The discovery of the catalysts used for typical chain walking reactions can be traced to the 1980-1990s. Nickel and palladium complexes of α-diimine ligands were known to efficiently catalyze polymerization of alkenes. The images on the side illustrate two catalysts that promote chain walking reactions:

Currently nickel and palladium complexes bearing α-diimine ligands, such as the two examples shown, are the most thoroughly described chain walking catalysts in scientific literature.

Mechanism

Chain walking occurs after the polymer chain has grown somewhat on the metal catalyst. This is the first resting state of the catalyst and assumes the form [Pd(diimine)(alkene)(chain)]+. The initial step in the chain walking process is then a β-hydride elimination. Before this reaction can occur, the alkene ligand (the monomer) dissociates to produce a highly unsaturated cation. This cation is stabilized by an agostic interaction of the coordinately-saturated transition metal with the C-H bond in the next carbon further down the chain. β-Hydride elimination then occurs to give a hydride-alkene complex, followed by reinsertion of the M-H in the opposite sense.
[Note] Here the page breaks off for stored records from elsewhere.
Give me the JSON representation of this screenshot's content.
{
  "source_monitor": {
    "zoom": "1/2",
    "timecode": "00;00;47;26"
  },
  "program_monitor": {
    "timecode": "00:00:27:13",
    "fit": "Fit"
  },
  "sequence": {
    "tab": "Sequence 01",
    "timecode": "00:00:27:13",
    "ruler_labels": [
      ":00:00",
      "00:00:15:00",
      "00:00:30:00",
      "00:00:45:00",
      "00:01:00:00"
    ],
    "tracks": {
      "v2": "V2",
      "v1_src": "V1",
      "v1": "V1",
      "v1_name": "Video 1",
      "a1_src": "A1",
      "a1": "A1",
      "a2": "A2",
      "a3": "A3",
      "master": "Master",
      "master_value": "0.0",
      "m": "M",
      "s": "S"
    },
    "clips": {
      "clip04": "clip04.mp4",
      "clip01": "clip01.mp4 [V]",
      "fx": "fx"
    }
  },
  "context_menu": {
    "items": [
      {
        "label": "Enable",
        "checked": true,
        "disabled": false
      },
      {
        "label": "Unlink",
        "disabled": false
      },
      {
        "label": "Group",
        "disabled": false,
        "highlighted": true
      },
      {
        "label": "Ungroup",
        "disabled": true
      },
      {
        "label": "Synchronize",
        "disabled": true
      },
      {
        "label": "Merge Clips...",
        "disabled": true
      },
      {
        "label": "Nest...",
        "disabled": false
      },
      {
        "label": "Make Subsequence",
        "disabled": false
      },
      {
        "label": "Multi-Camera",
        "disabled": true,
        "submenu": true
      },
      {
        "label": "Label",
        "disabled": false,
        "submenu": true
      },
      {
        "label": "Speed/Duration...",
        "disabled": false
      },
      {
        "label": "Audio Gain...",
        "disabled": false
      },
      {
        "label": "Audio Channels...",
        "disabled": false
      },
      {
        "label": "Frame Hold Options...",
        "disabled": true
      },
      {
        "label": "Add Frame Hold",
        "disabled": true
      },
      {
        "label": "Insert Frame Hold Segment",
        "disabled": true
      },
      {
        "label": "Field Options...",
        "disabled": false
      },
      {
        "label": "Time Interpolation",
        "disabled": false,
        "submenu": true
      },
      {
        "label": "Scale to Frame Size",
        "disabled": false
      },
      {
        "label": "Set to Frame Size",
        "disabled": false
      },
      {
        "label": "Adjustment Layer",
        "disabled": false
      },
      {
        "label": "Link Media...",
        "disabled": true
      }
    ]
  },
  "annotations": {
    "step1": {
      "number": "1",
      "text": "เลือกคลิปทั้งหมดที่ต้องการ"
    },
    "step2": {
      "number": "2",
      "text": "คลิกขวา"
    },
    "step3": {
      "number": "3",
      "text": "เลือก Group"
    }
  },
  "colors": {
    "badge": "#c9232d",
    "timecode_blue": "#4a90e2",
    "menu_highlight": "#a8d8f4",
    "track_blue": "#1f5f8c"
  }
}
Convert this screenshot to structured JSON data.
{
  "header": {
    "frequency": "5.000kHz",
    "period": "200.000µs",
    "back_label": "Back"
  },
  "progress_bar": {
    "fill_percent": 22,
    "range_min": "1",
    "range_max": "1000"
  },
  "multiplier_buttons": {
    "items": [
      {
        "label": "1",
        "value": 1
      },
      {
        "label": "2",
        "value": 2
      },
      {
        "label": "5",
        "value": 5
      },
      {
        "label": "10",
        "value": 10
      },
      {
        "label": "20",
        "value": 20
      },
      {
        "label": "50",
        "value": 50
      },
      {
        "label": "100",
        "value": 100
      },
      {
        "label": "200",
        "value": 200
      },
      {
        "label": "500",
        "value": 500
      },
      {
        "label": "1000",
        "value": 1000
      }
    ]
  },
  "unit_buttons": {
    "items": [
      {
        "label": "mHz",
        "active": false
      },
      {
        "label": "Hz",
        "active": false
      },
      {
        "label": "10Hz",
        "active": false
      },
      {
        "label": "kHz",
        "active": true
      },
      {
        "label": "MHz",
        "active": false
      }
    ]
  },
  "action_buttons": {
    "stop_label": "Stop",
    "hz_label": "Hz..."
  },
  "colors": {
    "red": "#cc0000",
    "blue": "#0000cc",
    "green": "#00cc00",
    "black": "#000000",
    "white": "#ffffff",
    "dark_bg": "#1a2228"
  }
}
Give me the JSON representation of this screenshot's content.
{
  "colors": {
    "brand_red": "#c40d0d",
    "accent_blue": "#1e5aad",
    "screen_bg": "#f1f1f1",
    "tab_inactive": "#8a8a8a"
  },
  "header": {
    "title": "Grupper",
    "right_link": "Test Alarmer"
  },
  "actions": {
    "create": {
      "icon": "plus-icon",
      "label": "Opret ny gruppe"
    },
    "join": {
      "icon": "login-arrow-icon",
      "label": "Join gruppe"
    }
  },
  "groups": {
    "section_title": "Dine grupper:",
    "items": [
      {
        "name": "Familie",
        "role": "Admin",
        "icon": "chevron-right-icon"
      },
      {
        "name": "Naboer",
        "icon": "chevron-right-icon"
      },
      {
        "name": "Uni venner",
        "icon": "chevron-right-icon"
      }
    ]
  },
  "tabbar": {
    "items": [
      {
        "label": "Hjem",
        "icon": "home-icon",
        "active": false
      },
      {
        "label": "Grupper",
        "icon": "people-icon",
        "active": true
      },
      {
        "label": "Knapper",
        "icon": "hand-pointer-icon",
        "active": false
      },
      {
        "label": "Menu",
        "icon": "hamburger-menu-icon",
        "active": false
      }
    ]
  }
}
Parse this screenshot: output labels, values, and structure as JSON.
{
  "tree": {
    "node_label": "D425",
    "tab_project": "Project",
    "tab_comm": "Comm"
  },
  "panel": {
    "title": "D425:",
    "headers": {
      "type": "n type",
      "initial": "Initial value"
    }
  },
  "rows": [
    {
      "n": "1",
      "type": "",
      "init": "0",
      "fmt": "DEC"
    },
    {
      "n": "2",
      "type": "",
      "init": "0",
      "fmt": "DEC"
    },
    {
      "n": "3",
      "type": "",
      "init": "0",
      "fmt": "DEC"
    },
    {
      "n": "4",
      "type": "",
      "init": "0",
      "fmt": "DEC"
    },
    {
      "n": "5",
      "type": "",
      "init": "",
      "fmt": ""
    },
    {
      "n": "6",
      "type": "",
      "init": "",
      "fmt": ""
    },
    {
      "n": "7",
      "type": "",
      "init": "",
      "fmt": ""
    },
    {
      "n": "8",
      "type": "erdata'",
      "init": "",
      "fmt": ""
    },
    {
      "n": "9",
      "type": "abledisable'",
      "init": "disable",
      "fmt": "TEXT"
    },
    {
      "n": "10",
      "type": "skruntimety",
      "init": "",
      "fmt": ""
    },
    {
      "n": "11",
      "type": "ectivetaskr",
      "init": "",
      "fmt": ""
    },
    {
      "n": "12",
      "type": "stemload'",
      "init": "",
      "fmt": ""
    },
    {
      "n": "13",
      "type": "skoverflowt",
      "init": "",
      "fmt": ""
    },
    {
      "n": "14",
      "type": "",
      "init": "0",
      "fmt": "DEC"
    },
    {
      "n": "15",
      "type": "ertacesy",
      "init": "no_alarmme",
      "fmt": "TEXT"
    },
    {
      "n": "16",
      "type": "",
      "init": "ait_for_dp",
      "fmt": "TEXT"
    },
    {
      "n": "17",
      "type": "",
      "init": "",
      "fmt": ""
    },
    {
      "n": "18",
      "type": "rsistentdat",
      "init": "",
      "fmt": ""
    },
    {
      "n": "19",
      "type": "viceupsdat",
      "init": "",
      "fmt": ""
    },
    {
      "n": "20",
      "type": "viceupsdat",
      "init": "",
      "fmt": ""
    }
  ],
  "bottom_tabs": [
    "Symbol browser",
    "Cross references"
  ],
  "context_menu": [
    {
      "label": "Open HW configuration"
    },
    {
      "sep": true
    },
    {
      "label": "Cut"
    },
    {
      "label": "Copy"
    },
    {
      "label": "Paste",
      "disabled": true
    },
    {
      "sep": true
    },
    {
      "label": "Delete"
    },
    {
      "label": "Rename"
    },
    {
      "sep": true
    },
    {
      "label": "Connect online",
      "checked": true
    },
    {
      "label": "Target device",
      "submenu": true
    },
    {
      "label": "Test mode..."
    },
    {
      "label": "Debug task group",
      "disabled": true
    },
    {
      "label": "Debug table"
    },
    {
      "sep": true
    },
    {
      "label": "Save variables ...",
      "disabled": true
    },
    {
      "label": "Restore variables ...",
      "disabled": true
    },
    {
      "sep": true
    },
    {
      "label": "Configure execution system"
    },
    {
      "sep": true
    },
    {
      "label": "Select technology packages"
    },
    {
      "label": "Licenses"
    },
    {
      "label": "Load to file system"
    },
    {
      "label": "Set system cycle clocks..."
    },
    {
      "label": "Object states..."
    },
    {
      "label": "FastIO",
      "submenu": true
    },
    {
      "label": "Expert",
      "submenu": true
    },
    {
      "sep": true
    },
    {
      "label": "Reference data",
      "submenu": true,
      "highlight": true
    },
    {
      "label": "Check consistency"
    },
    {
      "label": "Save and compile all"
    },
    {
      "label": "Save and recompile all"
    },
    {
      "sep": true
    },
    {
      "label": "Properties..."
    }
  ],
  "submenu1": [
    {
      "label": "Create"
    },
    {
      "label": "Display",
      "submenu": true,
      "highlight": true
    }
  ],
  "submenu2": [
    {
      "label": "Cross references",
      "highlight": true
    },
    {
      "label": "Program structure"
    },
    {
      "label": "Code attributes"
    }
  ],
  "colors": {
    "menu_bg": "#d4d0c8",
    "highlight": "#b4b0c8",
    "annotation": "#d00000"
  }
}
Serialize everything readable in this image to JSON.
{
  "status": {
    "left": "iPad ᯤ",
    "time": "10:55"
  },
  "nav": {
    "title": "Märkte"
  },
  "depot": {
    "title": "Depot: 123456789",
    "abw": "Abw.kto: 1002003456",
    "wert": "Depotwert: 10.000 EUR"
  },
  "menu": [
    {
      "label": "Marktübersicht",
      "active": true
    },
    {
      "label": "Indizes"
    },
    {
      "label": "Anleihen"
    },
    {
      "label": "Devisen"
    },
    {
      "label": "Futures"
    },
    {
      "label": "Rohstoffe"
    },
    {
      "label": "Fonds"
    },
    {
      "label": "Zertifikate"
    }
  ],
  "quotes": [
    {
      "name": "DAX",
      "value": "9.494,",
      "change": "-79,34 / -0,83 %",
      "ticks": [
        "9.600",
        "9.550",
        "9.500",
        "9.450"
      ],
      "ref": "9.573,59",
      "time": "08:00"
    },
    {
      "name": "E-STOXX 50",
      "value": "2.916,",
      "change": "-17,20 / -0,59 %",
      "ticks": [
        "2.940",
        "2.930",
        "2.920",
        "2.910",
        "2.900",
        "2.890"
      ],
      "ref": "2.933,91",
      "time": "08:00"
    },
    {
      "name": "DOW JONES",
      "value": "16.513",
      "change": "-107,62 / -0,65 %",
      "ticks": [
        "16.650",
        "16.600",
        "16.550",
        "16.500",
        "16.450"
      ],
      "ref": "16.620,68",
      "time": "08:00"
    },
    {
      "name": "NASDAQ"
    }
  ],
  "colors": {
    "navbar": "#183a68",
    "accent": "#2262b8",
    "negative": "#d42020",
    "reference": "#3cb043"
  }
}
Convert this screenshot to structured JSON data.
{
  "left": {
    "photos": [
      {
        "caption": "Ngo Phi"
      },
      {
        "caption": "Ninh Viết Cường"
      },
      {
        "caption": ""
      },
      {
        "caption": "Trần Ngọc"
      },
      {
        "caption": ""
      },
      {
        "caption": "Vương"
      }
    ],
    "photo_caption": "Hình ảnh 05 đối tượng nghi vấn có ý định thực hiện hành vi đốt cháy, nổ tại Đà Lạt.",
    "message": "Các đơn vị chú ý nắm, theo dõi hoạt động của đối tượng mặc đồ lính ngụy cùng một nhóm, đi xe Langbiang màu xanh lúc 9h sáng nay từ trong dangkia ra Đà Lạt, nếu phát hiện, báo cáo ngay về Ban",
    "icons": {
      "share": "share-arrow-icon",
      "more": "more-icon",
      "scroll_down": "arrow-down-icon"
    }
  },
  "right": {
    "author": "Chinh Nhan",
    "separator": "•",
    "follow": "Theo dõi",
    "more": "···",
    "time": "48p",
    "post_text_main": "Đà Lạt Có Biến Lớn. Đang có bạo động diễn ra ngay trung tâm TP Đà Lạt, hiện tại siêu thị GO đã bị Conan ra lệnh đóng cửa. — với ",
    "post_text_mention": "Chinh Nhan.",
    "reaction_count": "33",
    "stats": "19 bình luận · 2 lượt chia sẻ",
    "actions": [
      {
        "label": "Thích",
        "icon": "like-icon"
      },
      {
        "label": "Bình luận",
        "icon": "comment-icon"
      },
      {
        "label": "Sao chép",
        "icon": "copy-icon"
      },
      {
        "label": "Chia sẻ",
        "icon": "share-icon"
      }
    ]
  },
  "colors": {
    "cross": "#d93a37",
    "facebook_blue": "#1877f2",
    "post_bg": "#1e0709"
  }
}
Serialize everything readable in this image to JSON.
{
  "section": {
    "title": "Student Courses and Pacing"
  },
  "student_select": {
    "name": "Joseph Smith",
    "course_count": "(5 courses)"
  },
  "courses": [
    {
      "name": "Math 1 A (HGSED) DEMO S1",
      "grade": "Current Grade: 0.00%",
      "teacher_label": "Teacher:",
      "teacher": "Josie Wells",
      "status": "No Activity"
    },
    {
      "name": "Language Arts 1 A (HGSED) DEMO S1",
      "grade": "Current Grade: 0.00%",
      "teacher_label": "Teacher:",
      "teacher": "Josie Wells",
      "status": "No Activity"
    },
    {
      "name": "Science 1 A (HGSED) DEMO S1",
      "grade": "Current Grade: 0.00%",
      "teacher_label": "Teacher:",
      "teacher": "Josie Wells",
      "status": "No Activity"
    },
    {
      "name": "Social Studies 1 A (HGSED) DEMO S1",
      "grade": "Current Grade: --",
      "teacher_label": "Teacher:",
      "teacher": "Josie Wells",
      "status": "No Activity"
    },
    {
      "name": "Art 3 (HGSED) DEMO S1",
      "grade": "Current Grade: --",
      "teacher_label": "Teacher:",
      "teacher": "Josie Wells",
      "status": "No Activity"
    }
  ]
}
This process moves the metal from the end of a chain to a secondary carbon center. At this stage a molecule of ethylene associates with the palladium complex to give [Pd(diimine)(alkene)(ethylene)]⁺. As a result this traps the catalyst at this next position on the carbon chain back-bone. At this second resting state, the ethylene molecule dissociates from the metal center and joins the carbon chain. Eventually many branches can form, thereby giving a hyperbranched topology.